Haiti's recurring cycles of violence are usually accompanied by a flood of boat people desperately trying to reach the United States, and this one may be no different. A recent poll by Radio Metropole and the newspaper Le Nouvelliste showed that almost 70 percent of Haitians would leave if they could. For the moment, there has been no increase in the number of refugee boats intercepted; nor has increased boat-building activity been detected.
But there is little question that Haiti is mired in its worst crisis since September 1994, when U.S. troops helped oust a military regime and restore Jean-Bertrand Aristide as president.
FACTORS IN CRISIS
A number of elements has contributed to the prevailing atmosphere of gloom and uncertainty: There has been no Parliament since January 1999, when President Rene Preval effectively dissolved it, leaving Haiti in what a U.S. State Department report called a "constitutionally irregular" situation.
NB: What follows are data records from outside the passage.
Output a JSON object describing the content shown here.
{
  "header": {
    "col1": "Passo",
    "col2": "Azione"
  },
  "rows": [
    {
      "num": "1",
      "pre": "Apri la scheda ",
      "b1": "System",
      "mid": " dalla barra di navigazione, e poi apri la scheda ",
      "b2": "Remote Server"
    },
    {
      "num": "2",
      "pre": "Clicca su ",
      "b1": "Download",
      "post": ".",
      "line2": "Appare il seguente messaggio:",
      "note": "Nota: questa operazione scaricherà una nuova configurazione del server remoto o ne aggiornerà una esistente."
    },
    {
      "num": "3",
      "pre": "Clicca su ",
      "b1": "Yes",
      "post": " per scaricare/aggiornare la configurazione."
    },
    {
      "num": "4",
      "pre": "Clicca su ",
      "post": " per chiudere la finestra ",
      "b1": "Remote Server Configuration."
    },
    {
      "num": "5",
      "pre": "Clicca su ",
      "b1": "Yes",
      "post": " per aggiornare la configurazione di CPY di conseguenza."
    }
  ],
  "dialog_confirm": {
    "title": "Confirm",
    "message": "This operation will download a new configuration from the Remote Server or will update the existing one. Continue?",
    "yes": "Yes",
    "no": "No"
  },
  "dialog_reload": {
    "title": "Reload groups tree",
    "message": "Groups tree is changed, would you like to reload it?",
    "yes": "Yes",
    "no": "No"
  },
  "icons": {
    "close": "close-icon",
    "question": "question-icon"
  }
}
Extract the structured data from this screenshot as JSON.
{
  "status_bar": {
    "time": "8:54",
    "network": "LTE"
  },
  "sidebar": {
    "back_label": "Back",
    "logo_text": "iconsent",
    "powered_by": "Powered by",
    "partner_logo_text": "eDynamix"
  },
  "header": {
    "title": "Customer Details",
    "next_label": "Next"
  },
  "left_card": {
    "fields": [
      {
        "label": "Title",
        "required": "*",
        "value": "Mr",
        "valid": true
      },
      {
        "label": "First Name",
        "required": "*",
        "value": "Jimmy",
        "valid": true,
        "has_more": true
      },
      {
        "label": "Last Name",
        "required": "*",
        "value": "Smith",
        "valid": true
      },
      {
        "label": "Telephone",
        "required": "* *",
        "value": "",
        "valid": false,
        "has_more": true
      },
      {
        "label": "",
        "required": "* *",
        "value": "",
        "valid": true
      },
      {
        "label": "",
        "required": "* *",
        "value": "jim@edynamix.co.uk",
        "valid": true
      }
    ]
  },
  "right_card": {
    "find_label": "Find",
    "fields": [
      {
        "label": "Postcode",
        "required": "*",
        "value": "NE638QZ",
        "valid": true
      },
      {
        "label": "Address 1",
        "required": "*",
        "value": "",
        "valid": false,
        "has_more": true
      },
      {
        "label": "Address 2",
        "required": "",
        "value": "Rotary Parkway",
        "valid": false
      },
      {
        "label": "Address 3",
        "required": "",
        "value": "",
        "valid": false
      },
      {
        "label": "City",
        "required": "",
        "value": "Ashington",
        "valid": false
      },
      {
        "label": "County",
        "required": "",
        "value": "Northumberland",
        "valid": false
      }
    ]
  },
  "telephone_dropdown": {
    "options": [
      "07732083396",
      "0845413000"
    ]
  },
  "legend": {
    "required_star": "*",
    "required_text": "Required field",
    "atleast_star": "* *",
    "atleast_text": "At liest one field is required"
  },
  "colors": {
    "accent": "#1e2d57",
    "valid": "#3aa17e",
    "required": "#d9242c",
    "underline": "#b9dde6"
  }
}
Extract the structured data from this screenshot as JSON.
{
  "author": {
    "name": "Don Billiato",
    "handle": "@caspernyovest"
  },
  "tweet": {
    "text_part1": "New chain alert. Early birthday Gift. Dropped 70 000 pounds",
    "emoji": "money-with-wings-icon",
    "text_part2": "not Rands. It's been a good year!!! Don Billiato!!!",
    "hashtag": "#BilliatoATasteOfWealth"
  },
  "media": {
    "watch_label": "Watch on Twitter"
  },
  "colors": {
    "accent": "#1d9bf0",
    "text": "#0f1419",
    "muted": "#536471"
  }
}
The government itself is a de facto one, without final parliamentary approval for Prime Minister Jacques Alexis and his Cabinet, who were installed by decree.
The economy is near ruin. Haiti's currency, the gourde, had remained stable for several years at about 16 to one U.S. dollar, but in the past four months -- because of rising petroleum prices and deficit government spending -- it has depreciated to 20 to one and, at one point, reached nearly 23 to one.
That has sent the cost of living soaring, with the price of basic commodities rising 15 to 25 percent in the past two months, according to an informal survey. A downtown retail businessman, who asked that neither his name nor his business be used, said his sales had dropped 33 percent in February and March after the relative boom that followed restoration of Aristide's presidency.
Beauboeuf said anxiety has spread across economic classes: "There is a lot of frustration, disenchantment and even despair. Not just the traditional poor but the middle class and petite bourgeoisie. It's an unprecedented situation, socially, politically and economically."
POLICE IN DISARRAY
The crisis comes as the Haitian National Police, created to replace a hated army dissolved by Aristide when he returned in 1994 after three years in exile, is also in growing disarray. Its strength is listed at 6,200, the only government security force for a country of eight million people, although some estimates put its actual numbers at fewer then 4,000.
Additionally, police are handicapped by a dysfunctional justice system in which prisoners are held for years without hearings. And because of the economic pinch, the government is in arrears on its payroll, including the police.
The last residue of U.S. troops stationed in Haiti left the country in January. The mandates of two international monitoring and advisory missions for police, justice and human rights expired March 15. A combined successor mission is not yet operational, due to lack of funding.
"It's uncharted territory. There is nobody to put on the brakes" to the deteriorating situation, another foreign official said. "No institutions. No army. No political system. Nobody who has any moral authority. The moral authority comes from a gun . . . there's nothing or anybody out there to put a check on it. At least Jean Dominique had some kind of moral authority."
Increasingly, in Haiti and abroad, blame for the current state of affairs is being placed on Aristide and President Rene Preval because of their perceived efforts to manipulate the electoral timetable to assure that Aristide's Lavalas Movement takes control of both Parliament and the presidency. This week, however, Aristide said for the first time that he favors holding elections soon, a development that could alter the electoral schedule and improve Haiti's political picture.
The government and officials of Preval's Lavalas party have become irritated as international and domestic pressure increases to hold elections in time to install a new Parliament by June 12, the date for the opening of the second annual session of Parliament.
"The international community has been trying for such a long time to turn itself into an opposition to Preval," Yvon Neptune, a Lavalas spokesman and candidate, said. "It is responsible for this thing." One businessman dismissed the whole controversy as moot, contending that November's U.S. elections are more likely "to decide what happens here than the elections here."